Resting-state electroencephalography and magnetoencephalography as biomarkers of chronic pain: a systematic review

Abstract

Reliable and objective biomarkers promise to improve the assessment and treatment of chronic pain. Resting-state electroencephalography (EEG) is broadly available, easy to use, and cost efficient and, therefore, appealing as a potential biomarker of chronic pain. However, results of EEG studies are heterogeneous. Therefore, we conducted a systematic review (PROSPERO CRD42021272622) of quantitative resting-state EEG and magnetoencephalography (MEG) studies in adult patients with different types of chronic pain. We excluded populations with severe psychiatric or neurologic comorbidity. Risk of bias was assessed using a modified Newcastle-Ottawa Scale. Semiquantitative data synthesis was conducted using modified albatross plots. We included 76 studies after searching MEDLINE, Web of Science Core Collection, Cochrane Central Register of Controlled Trials, and EMBASE. For cross-sectional studies that can serve to develop diagnostic biomarkers, we found higher theta and beta power in patients with chronic pain than in healthy participants.
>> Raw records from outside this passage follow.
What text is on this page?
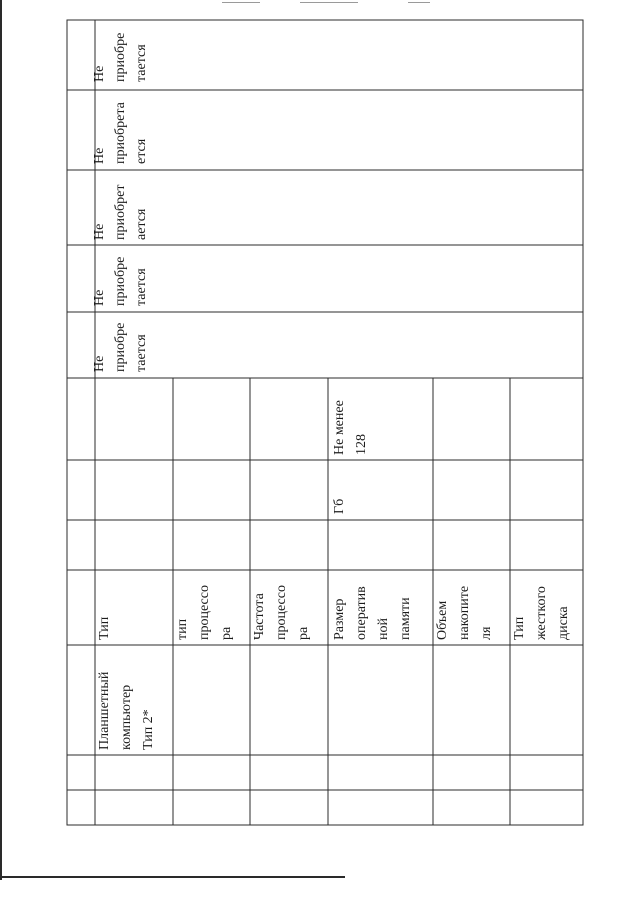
Не приобре тается
Не приобрета ется
Не приобрет ается
Не приобре тается
Не приобре тается
Не менее 128
Гб
Тип	тип процессо ра Частота процессо ра Размер оператив ной памяти Объем накопите ля Тип жесткого диска
Планшетный компьютер Тип 2*
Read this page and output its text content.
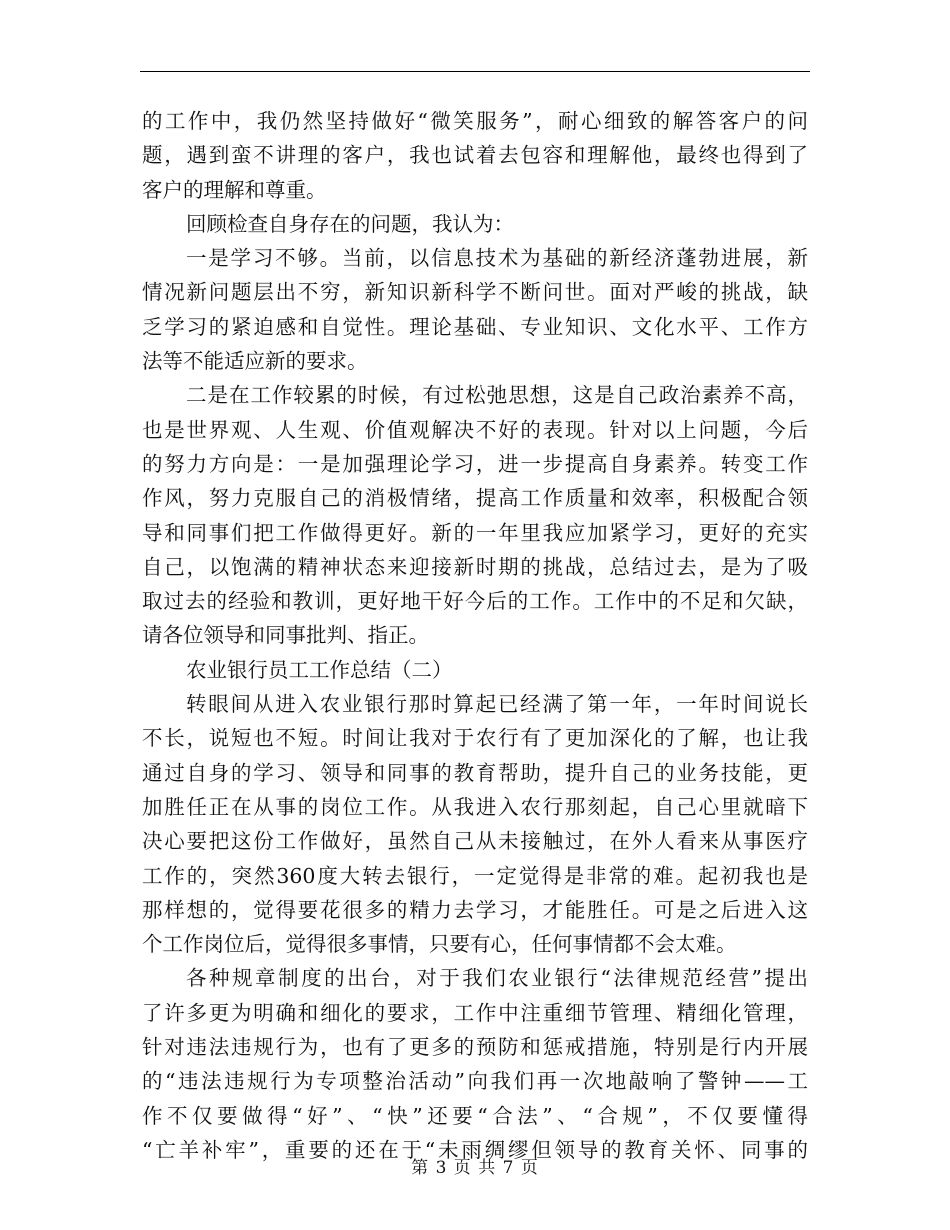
的工作中，我仍然坚持做好“微笑服务”，耐心细致的解答客户的问
题，遇到蛮不讲理的客户，我也试着去包容和理解他，最终也得到了
客户的理解和尊重。
回顾检查自身存在的问题，我认为：
一是学习不够。当前，以信息技术为基础的新经济蓬勃进展，新
情况新问题层出不穷，新知识新科学不断问世。面对严峻的挑战，缺
乏学习的紧迫感和自觉性。理论基础、专业知识、文化水平、工作方
法等不能适应新的要求。
二是在工作较累的时候，有过松弛思想，这是自己政治素养不高，
也是世界观、人生观、价值观解决不好的表现。针对以上问题，今后
的努力方向是：一是加强理论学习，进一步提高自身素养。转变工作
作风，努力克服自己的消极情绪，提高工作质量和效率，积极配合领
导和同事们把工作做得更好。新的一年里我应加紧学习，更好的充实
自己，以饱满的精神状态来迎接新时期的挑战，总结过去，是为了吸
取过去的经验和教训，更好地干好今后的工作。工作中的不足和欠缺，
请各位领导和同事批判、指正。
农业银行员工工作总结（二）
转眼间从进入农业银行那时算起已经满了第一年，一年时间说长
不长，说短也不短。时间让我对于农行有了更加深化的了解，也让我
通过自身的学习、领导和同事的教育帮助，提升自己的业务技能，更
加胜任正在从事的岗位工作。从我进入农行那刻起，自己心里就暗下
决心要把这份工作做好，虽然自己从未接触过，在外人看来从事医疗
工作的，突然360度大转去银行，一定觉得是非常的难。起初我也是
那样想的，觉得要花很多的精力去学习，才能胜任。可是之后进入这
个工作岗位后，觉得很多事情，只要有心，任何事情都不会太难。
各种规章制度的出台，对于我们农业银行“法律规范经营”提出
了许多更为明确和细化的要求，工作中注重细节管理、精细化管理，
针对违法违规行为，也有了更多的预防和惩戒措施，特别是行内开展
的“违法违规行为专项整治活动”向我们再一次地敲响了警钟——工
作不仅要做得“好”、“快”还要“合法”、“合规”，不仅要懂得
“亡羊补牢”，重要的还在于“未雨绸缪但领导的教育关怀、同事的
第 3 页 共 7 页
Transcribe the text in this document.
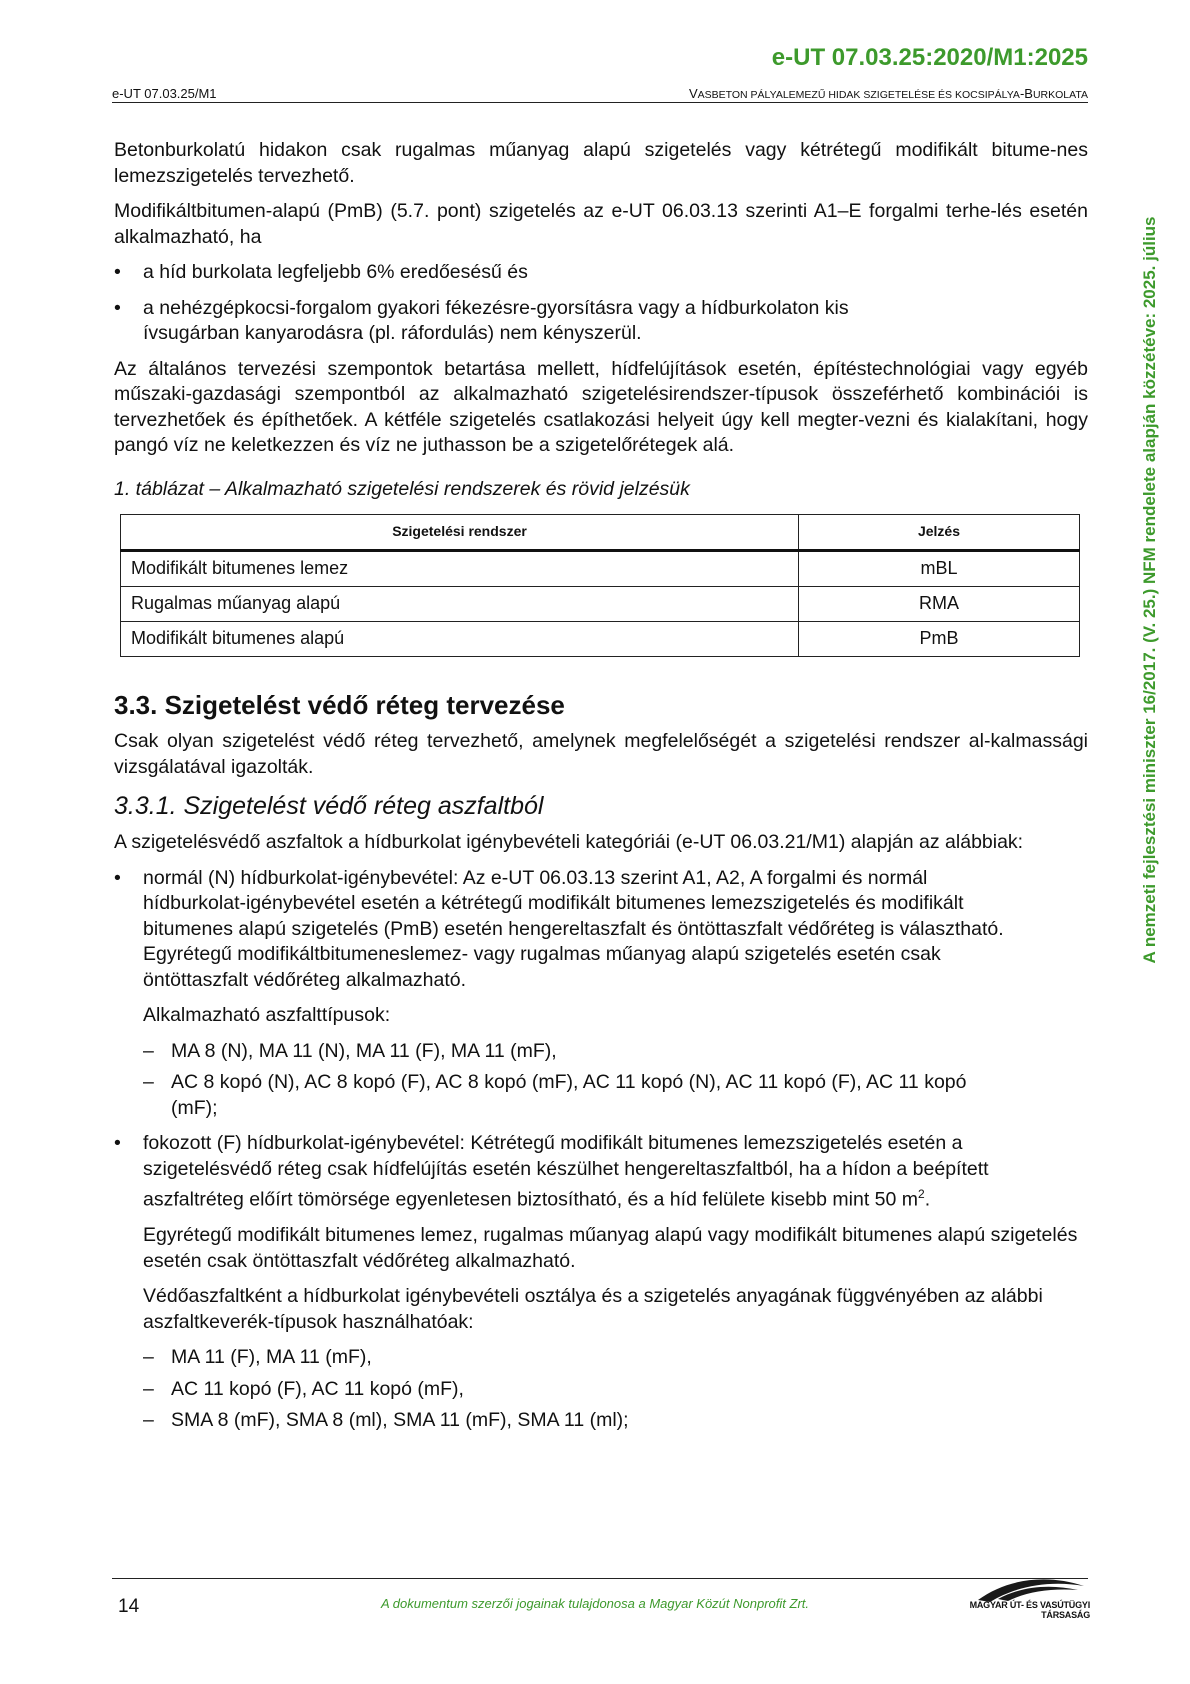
e-UT 07.03.25:2020/M1:2025
e-UT 07.03.25/M1	VASBETON PÁLYALEMEZŰ HIDAK SZIGETELÉSE ÉS KOCSIPÁLYA-BURKOLATA

Betonburkolatú hidakon csak rugalmas műanyag alapú szigetelés vagy kétrétegű modifikált bitume-nes lemezszigetelés tervezhető.

Modifikáltbitumen-alapú (PmB) (5.7. pont) szigetelés az e-UT 06.03.13 szerinti A1–E forgalmi terhe-lés esetén alkalmazható, ha

• a híd burkolata legfeljebb 6% eredőesésű és
• a nehézgépkocsi-forgalom gyakori fékezésre-gyorsításra vagy a hídburkolaton kis ívsugárban kanyarodásra (pl. ráfordulás) nem kényszerül.

Az általános tervezési szempontok betartása mellett, hídfelújítások esetén, építéstechnológiai vagy egyéb műszaki-gazdasági szempontból az alkalmazható szigetelésirendszer-típusok összeférhető kombinációi is tervezhetőek és építhetőek. A kétféle szigetelés csatlakozási helyeit úgy kell megter-vezni és kialakítani, hogy pangó víz ne keletkezzen és víz ne juthasson be a szigetelőrétegek alá.

1. táblázat – Alkalmazható szigetelési rendszerek és rövid jelzésük

Szigetelési rendszer	Jelzés
Modifikált bitumenes lemez	mBL
Rugalmas műanyag alapú	RMA
Modifikált bitumenes alapú	PmB
3.3. Szigetelést védő réteg tervezése

Csak olyan szigetelést védő réteg tervezhető, amelynek megfelelőségét a szigetelési rendszer al-kalmassági vizsgálatával igazolták.

3.3.1. Szigetelést védő réteg aszfaltból

A szigetelésvédő aszfaltok a hídburkolat igénybevételi kategóriái (e-UT 06.03.21/M1) alapján az alábbiak:

• normál (N) hídburkolat-igénybevétel: Az e-UT 06.03.13 szerint A1, A2, A forgalmi és normál hídburkolat-igénybevétel esetén a kétrétegű modifikált bitumenes lemezszigetelés és modifikált bitumenes alapú szigetelés (PmB) esetén hengereltaszfalt és öntöttaszfalt védőréteg is választható. Egyrétegű modifikáltbitumeneslemez- vagy rugalmas műanyag alapú szigetelés esetén csak öntöttaszfalt védőréteg alkalmazható.
Alkalmazható aszfalttípusok:
– MA 8 (N), MA 11 (N), MA 11 (F), MA 11 (mF),
– AC 8 kopó (N), AC 8 kopó (F), AC 8 kopó (mF), AC 11 kopó (N), AC 11 kopó (F), AC 11 kopó (mF);
• fokozott (F) hídburkolat-igénybevétel: Kétrétegű modifikált bitumenes lemezszigetelés esetén a szigetelésvédő réteg csak hídfelújítás esetén készülhet hengereltaszfaltból, ha a hídon a beépített aszfaltréteg előírt tömörsége egyenletesen biztosítható, és a híd felülete kisebb mint 50 $m^2$.
Egyrétegű modifikált bitumenes lemez, rugalmas műanyag alapú vagy modifikált bitumenes alapú szigetelés esetén csak öntöttaszfalt védőréteg alkalmazható.
Védőaszfaltként a hídburkolat igénybevételi osztálya és a szigetelés anyagának függvényében az alábbi aszfaltkeverék-típusok használhatóak:
– MA 11 (F), MA 11 (mF),
– AC 11 kopó (F), AC 11 kopó (mF),
– SMA 8 (mF), SMA 8 (ml), SMA 11 (mF), SMA 11 (ml);
A nemzeti fejlesztési miniszter 16/2017. (V. 25.) NFM rendelete alapján közzétéve: 2025. július
14	A dokumentum szerzői jogainak tulajdonosa a Magyar Közút Nonprofit Zrt.	MAGYAR ÚT- ÉS VASÚTÜGYI TÁRSASÁG
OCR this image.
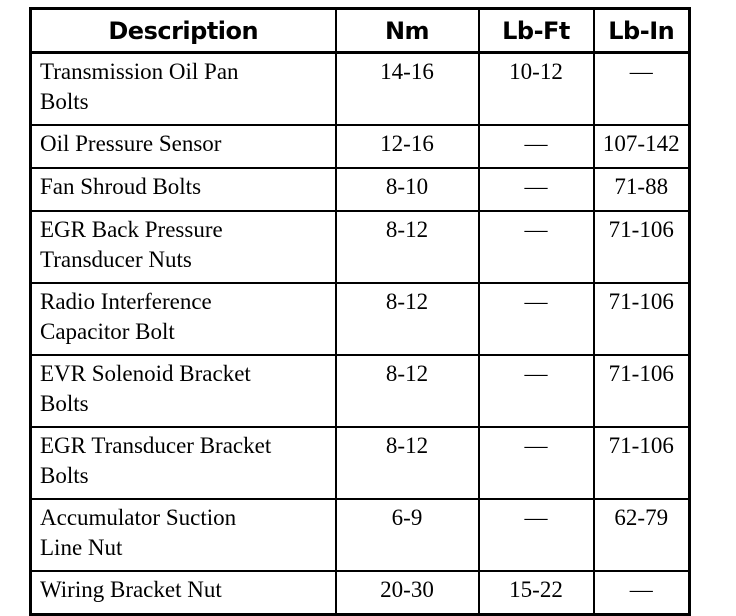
Description	Nm	Lb-Ft	Lb-In

Transmission Oil Pan
Bolts	14-16	10-12	—

Oil Pressure Sensor	12-16	—	107-142

Fan Shroud Bolts	8-10	—	71-88

EGR Back Pressure
Transducer Nuts	8-12	—	71-106

Radio Interference
Capacitor Bolt	8-12	—	71-106

EVR Solenoid Bracket
Bolts	8-12	—	71-106

EGR Transducer Bracket
Bolts	8-12	—	71-106

Accumulator Suction
Line Nut	6-9	—	62-79

Wiring Bracket Nut	20-30	15-22	—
For longitudinal studies, which can yield monitoring and/or predictive biomarkers, we found no clear associations of pain relief with M/EEG measures. Similarly, descriptive studies that can yield diagnostic or monitoring biomarkers showed no clear correlations of pain intensity with M/EEG measures. Risk of bias was high in many studies and domains. Together, this systematic review synthesizes evidence on how resting-state M/EEG might serve as a diagnostic biomarker of chronic pain. Beyond, this review might help to guide future M/EEG studies on the development of pain biomarkers.

Figure 1.

PRISMA flow diagram of study selection. CP, chronic pain; EEG, electroencephalography; PRISMA, preferred reporting items for systematic reviews and meta-analyses; RS, resting state; qM/EEG, quantitative M/EEG.

Figure 2.

Pain type, recording modality, and study designs of included studies. The charts show absolute numbers of studies. EEG, electroencephalography; MEG, magnetoencephalography.

Figure 3.

Risk of bias of included studies. M/EEG, magneto-/electroencephalography.

Figure 4.

Open science practices of included studies. The charts show absolute numbers of studies.

Figure 5.

Explanatory albatross plot based on fictional data. P values on the x-axis are displayed on a logarithmic scale (log10). n.s., not significant.

Figure 6.

Peak alpha frequency differences between patients and healthy participants in cross-sectional studies. P values on the x-axis are displayed on a logarithmic scale (log10). n.s., not significant.

Figure 7.

Power and connectivity differences between patients and healthy participants in cross-sectional studies. P values on the x-axis are displayed on a logarithmic scale (log10). n.s., not significant.

Figure 8.

Power changes with pain relief in longitudinal studies. On the right (“[higher]”) part of each albatross plot, studies with postinterventional power increases are displayed. On the left ([“lower”]) part of each plot, studies with postinterventional power decreases are displayed. Only studies that found a postinterventional pain relief were included. P values on the x-axis are displayed on a logarithmic scale (log10). n.s., not significant.

Figure 9.

Correlations of power and connectivity with pain intensity in descriptive studies. On the right (“[pos.]”) part of each albatross plot, studies with positive correlations of pain intensity and power/connectivity are displayed. On the left ([“neg.”]), part of each plot, studies with negative correlations of pain intensity and power/connectivity are displayed. P values on the x-axis are displayed on a logarithmic scale (log10). n.s., not significant.